En el año 2016 el término posverdad se alzó como la palabra del año según el Diccionario Oxford. En español la Fundéu BBVA la reconoció igualmente como palabra del año. Según varios artículos de la época, también los alemanes se hicieron con un término similar como palabra del año: postfaktisch.  El vocablo posverdad existía desde 1992; su primer uso se establece en Steve Tesich en un artículo de revista y es en el libro de Ralph Keyes (titulado precisamente La Era de la Posverdad, 2004) cuando adquiere plenamente presencia académica. Pero, todavía no había alcanzado la popularidad necesaria hasta ciertos acontecimientos ligados al mundo político y los procesos electorales; eso ocurre entre 2015 y 2016.

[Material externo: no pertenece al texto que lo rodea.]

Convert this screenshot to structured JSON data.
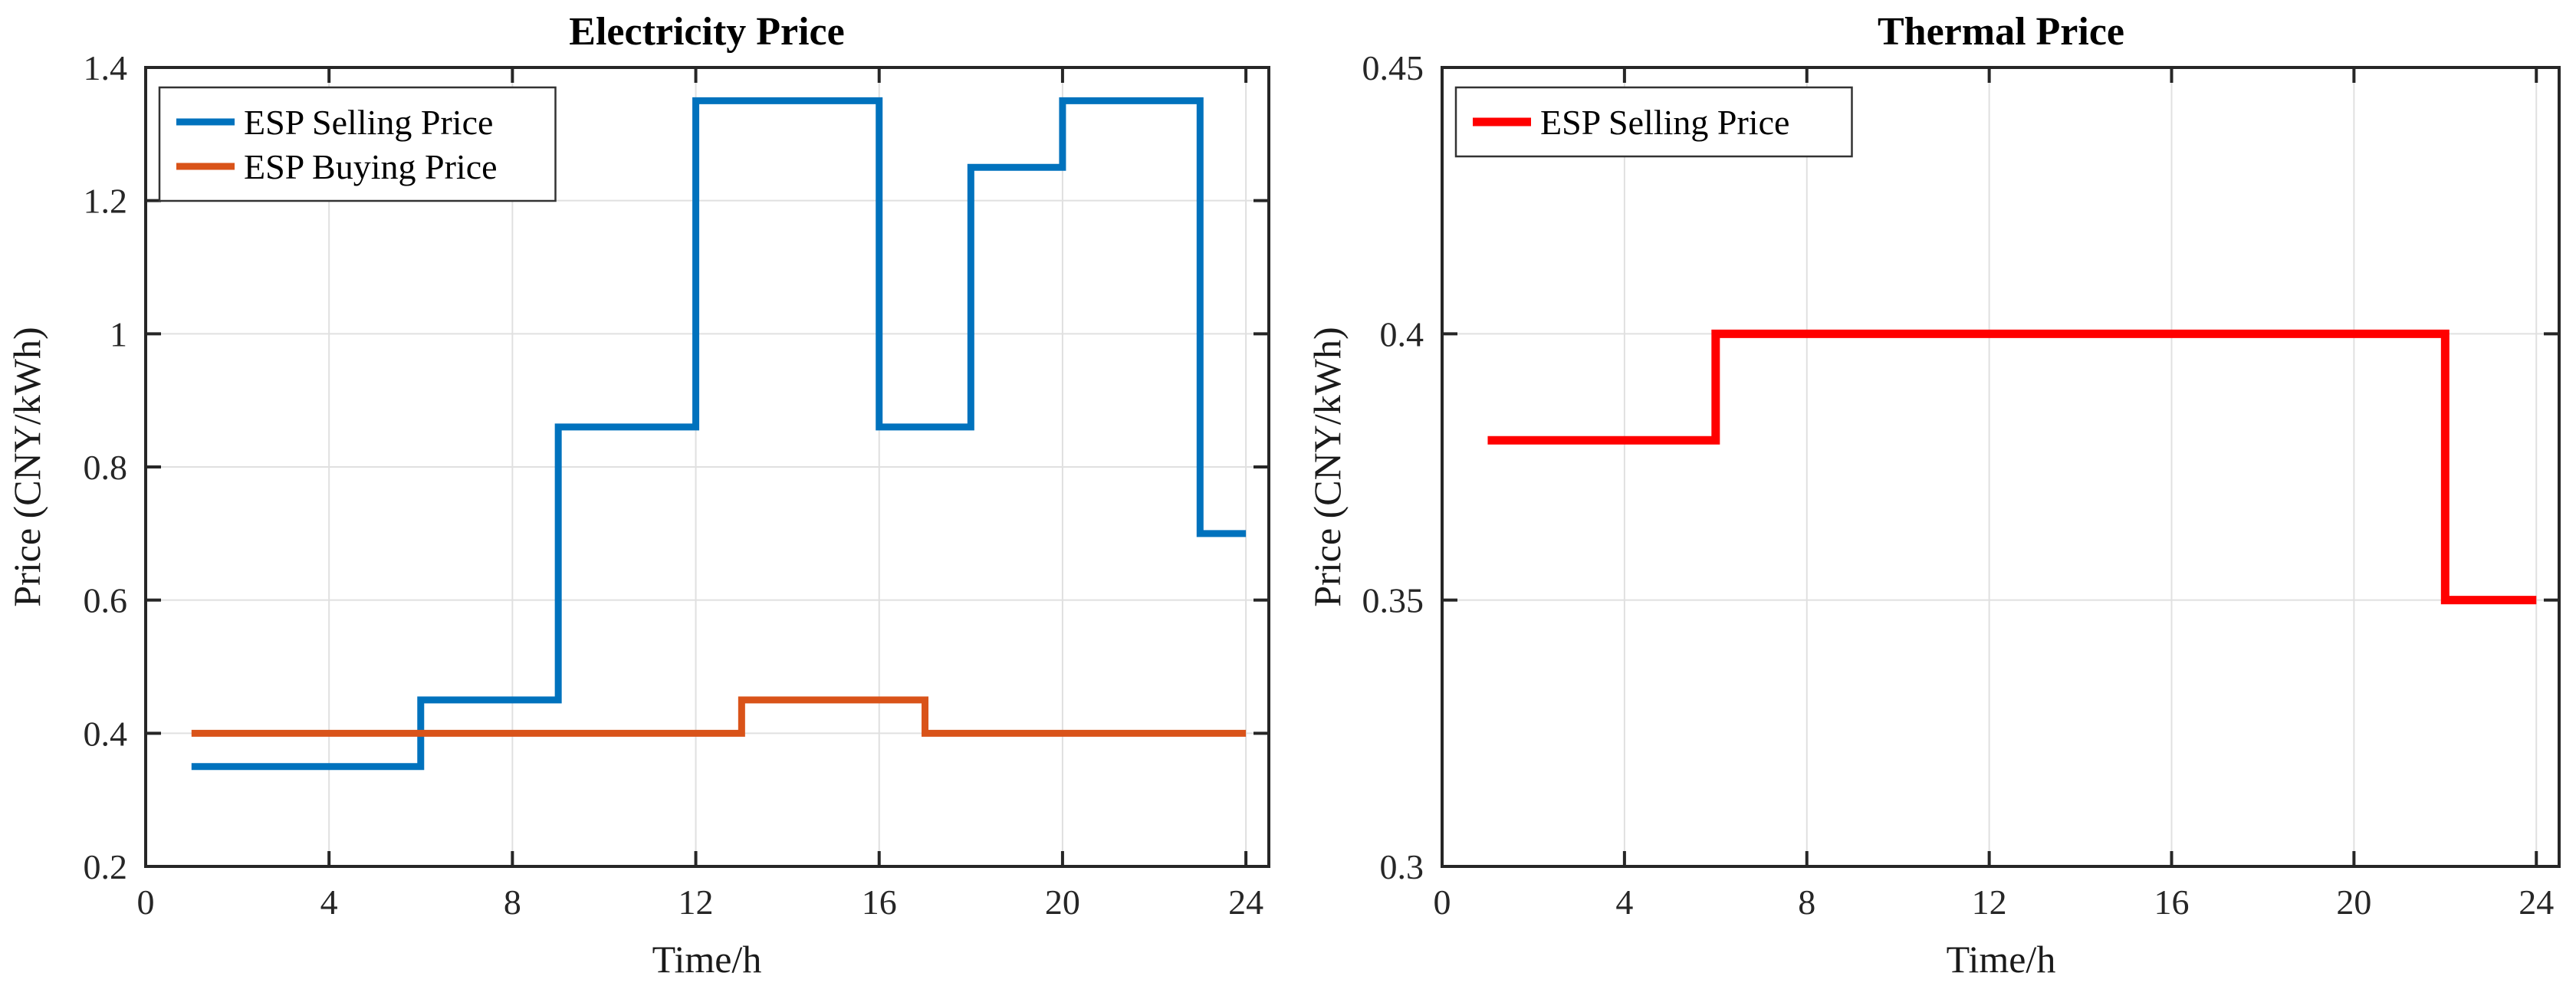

De forma resumida, el término designa la prevalencia de la opinión sobre los hechos. En otras palabras, las percepciones o las creencias pesan más que los hechos en bruto. La verdad factual, demostrable empíricamente se encierra en el mundo de las ciencias; en el mundo de las opiniones y de la política, lo importante son las creencias y las emociones por encima de la verdad de hecho. En este tenor, si trasladamos este ambiente sociocultural de la palabra al suelo patrio nuestro es cuando vemos que el periodismo de opinión adquiere valor (como mercancía imprescindible de los gobiernos de turno) y la categoría de bocina inicia su ascenso social.

En la genealogía de la posverdad, los medios de comunicación tienen una importancia capital ya que estos son los que propagan determinados temas con unos encuadres concretos al tratarlos. Por tanto, son los vehículos idóneos para llevar a la masa una narrativa y un objetivo preciso sobre los cuales generar opiniones o creencias; sin importar el tipo de medio comunicativo, la selección sobre lo que se opinará en el momento y se mantendrá en el tapete, no es una elección desinteresada. Esto no quita que hayan hechos que, por su arrastre y propagación, se salgan de esta agenda; pero su permanencia en la esfera pública se ve limitada o desplazada por otros tópicos previamente agendados.

En nuestros patrones de actuación política, el clientelismo es la nota constante. Han sido muy pocos los políticos que han roto con esta tradición. Los niveles de pobreza a la que ha sido sometida la mayoría de los dominicanos obligan a identificar al asistencialismo como la expresión más genuina del clientelismo político. Pero este último no solo se da hacia abajo, sino que permea todos los estratos sociales. El clientelismo político no es solo asistencialismo, aunque sea este su versión más generalizada.

¿Cómo se relaciona la posverdad y el clientelismo político? El análisis de la propaganda política puede darnos bastante luz sobre esta cuestión. El fin de la propaganda política es influenciar a través de la palabra y la imagen. Ella permitirá generar adeptos por convencimiento y seguidores simplemente por arrastre afectivo-emocional o persuasión. La posverdad no es de convencimiento, no hay argumentación lógica porque de algún modo sale a la luz pública la irracionalidad de la narrativa montada, lo vacío de la atmósfera creada desde la apariencia y no desde los hechos. La posverdad es afín a la persuasión emotiva porque no interesan las verdades de hecho, sino el clima afectivo creado, en la mayoría de las veces, de promesas infundadas o “poses” de lo que no se es.

Si el asistencialismo político alrededor de una candidatura suplanta la labor social del Estado para con sus ciudadanos, en una coyuntura de emergencia pública, la narrativa creada es un búmeran que bien puede volver y hacer daño porque está construido a fuerza de posverdad.

En la presente campaña electoral el clima de posverdad creado no tiene precedentes desde 1978 hasta la fecha. Este clima está acompañado por lo que expresé en el artículo anterior de “hacer de la vista gorda” frente a la ejemplaridad pública y la transparencia de la verdad, esenciales en una democracia moderna. La propaganda política en definitiva se fundamenta en la promesa y en la convocatoria emocional de un candidato; no hay dudas. La política también se fundamenta en emociones. Pero del reconocimiento de esta verdad primera a la construcción de una narrativa mesiánica de beneficencia y de éxitos falsos, hay un buen trecho.